An American has been sentenced to 35 years in prison for helping plan the 2008 attack on Mumbai which left at least 166 people dead.
David Coleman Headley, 52, pleaded guilty in the case and co-operated to avoid the death penalty and extradition to India.
Prosecutors in Chicago had pressed for leniency as credit for Headley's co-operation with investigators, such as sharing intelligence about networks, including the Pakistani-based group that mounted the attack.
Rewarding Headley with the hope of at least a few years of freedom, they said, would encourage future suspects to talk.
Judge Harry Leinenweber said the Mumbai assault was so unfathomable and terrifying that "perhaps the lucky ones were the ones who didn't survive".
"I don't have any faith in Mr Headley when he says he's a changed person and believes in the American way of life," he said.
Headley's meticulous scouting missions helped facilitate the operation by 10 gunmen from Lashkar-e-Taiba.
Many of the victims of the attack said they were disturbed and upset that Headley did not get the maximum life sentence he faced.
Headly showed no emotion when the sentence was announced.
Hatred of India
The attackers arrived by boat on November 26, 2008, carrying grenades and automatic weapons, and fanned out to hit multiple targets, including a crowded train station, a Jewish centre and the landmark Taj Mahal Hotel.
Television cameras captured much of the three-day rampage live.
The attack had heightened the strain in a historically antagonistic relationship between India and Pakistan, which have fought three major wars.
Indian officials accuse Pakistani intelligence of helping to plan the assault - an allegation Pakistan denies.
Prosecutors said Headley, who was born in the US to a Pakistani father and American mother, was motivated in part by a hatred of India going back to his childhood.
Headley changed his birth name from Daood Gilani in 2006 so he could travel to, and from, India more easily to do reconnaissance without raising suspicions, videotaping and mapping targets for the gunmen.

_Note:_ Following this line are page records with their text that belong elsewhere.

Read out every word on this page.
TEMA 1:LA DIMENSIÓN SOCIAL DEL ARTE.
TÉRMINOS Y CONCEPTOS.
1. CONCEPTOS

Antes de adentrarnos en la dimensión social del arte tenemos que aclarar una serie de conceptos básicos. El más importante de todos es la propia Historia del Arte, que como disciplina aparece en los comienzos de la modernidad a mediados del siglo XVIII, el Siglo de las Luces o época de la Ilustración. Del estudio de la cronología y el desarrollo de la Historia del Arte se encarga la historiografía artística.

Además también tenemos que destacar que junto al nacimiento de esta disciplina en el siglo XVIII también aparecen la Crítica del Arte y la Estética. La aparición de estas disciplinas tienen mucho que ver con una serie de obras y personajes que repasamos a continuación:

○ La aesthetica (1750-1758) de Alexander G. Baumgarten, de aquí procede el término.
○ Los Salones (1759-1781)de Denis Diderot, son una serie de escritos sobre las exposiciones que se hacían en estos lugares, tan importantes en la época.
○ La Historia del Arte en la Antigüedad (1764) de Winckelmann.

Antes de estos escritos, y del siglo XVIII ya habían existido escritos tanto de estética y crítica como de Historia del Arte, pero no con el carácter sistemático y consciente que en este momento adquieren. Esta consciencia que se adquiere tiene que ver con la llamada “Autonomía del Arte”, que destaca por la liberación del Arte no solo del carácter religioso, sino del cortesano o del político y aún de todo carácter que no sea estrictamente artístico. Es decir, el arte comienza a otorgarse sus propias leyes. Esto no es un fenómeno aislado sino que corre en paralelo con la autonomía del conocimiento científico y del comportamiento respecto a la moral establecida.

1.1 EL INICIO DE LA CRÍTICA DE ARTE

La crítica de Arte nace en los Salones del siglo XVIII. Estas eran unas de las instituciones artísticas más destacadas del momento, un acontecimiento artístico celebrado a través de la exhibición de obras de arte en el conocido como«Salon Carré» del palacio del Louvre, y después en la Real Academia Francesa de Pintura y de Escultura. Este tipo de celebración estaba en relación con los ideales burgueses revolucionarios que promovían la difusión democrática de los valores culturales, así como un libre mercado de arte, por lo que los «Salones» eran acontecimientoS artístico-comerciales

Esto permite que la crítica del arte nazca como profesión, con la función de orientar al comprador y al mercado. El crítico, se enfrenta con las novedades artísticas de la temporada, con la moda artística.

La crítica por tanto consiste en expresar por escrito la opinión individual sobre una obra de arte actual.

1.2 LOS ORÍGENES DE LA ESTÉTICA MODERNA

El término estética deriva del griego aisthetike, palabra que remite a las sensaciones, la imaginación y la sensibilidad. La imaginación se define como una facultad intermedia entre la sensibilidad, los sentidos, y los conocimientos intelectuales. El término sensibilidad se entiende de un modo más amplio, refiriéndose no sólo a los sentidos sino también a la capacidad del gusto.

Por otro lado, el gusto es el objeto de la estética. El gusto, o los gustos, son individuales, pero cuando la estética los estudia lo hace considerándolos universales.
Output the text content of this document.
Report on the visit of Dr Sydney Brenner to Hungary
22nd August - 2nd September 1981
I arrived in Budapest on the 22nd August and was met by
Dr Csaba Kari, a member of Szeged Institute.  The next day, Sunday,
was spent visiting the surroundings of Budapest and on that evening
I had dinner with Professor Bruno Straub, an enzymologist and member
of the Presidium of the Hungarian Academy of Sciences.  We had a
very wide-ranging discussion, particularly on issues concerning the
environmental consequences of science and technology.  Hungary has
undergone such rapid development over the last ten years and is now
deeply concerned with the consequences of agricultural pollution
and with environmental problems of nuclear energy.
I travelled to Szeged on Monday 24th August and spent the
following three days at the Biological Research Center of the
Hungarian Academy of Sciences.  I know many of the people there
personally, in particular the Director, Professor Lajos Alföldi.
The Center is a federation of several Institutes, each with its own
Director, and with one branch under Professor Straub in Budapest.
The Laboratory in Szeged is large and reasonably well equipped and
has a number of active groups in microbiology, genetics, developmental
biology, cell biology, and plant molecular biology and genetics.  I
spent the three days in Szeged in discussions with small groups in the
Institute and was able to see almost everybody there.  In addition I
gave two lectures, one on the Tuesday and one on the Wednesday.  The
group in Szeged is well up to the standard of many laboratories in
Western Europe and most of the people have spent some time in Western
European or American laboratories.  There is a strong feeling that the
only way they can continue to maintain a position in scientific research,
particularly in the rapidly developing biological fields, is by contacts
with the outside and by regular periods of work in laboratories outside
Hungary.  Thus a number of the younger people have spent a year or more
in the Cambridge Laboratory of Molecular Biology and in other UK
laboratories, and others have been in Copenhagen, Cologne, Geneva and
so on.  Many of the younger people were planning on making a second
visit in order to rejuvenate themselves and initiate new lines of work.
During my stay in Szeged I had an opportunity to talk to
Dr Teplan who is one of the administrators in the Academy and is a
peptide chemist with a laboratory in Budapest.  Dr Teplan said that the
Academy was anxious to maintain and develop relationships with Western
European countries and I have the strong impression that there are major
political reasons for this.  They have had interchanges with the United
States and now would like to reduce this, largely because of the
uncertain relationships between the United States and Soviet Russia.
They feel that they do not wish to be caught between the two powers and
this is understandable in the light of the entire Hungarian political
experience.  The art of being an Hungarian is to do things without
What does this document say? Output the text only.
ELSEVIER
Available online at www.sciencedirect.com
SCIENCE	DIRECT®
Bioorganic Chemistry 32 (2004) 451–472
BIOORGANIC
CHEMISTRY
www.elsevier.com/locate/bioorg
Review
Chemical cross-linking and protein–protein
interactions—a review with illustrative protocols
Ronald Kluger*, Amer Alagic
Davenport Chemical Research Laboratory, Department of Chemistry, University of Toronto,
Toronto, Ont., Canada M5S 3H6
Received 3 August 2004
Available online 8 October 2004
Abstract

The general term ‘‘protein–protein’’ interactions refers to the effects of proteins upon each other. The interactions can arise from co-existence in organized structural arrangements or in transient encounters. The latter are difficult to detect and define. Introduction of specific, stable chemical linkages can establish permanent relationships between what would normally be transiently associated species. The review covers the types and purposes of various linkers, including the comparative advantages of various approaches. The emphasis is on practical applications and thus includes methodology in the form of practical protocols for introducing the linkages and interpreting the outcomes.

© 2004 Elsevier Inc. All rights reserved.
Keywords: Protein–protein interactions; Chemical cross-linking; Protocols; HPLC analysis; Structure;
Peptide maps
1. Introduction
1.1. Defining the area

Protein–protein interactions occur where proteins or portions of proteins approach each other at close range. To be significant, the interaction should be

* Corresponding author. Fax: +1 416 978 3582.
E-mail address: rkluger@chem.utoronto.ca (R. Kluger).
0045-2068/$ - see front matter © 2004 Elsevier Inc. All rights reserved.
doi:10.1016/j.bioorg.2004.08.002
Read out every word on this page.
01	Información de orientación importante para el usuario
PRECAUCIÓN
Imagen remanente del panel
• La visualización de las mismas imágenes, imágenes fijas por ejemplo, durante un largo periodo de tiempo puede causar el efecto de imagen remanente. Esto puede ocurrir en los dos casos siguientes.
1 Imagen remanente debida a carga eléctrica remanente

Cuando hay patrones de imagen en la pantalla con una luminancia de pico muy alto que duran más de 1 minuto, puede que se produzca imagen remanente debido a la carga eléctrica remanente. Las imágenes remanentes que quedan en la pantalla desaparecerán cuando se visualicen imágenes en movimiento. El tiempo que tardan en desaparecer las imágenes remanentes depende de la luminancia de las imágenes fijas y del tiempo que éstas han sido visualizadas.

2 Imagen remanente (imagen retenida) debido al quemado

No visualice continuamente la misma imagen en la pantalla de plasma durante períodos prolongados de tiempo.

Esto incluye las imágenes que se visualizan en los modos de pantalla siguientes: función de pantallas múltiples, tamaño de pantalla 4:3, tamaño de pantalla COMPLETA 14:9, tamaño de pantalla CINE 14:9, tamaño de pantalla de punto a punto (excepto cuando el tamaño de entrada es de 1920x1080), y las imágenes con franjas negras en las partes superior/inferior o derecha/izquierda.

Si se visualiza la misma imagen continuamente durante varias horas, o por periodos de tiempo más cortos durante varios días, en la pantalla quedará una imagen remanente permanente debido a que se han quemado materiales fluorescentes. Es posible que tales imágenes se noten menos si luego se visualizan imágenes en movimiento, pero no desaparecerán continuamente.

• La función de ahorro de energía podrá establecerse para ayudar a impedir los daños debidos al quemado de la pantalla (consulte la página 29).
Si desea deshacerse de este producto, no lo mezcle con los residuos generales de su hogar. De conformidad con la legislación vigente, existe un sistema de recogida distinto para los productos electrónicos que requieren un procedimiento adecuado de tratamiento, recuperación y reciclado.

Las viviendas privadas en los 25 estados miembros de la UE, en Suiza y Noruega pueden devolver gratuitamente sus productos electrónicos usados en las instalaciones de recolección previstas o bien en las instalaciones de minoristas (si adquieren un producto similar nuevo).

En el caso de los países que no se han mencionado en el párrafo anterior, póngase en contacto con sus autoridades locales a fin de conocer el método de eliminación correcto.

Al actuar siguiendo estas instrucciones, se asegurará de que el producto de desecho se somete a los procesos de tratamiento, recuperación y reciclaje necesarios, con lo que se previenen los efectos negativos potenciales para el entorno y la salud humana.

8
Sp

The 12 counts Headley pleaded guilty to included conspiracy to commit murder in India and aiding and abetting in the murder of six Americans.
Prosecutors praised Headley for testifying against Tahawwur Rana, the Chicago businessman convicted of providing aid to Lashkar-e-Taiba and backing a failed plot to attack a Danish newspaper for publishing depictions of the Prophet Muhammad.
Rana, sentenced last week to 14 years in prison, claimed his friend Headley had duped him.
Late last year, India secretly hanged the lone gunman who survived the Mumbai attack, Mohammed Ajmal Kasab.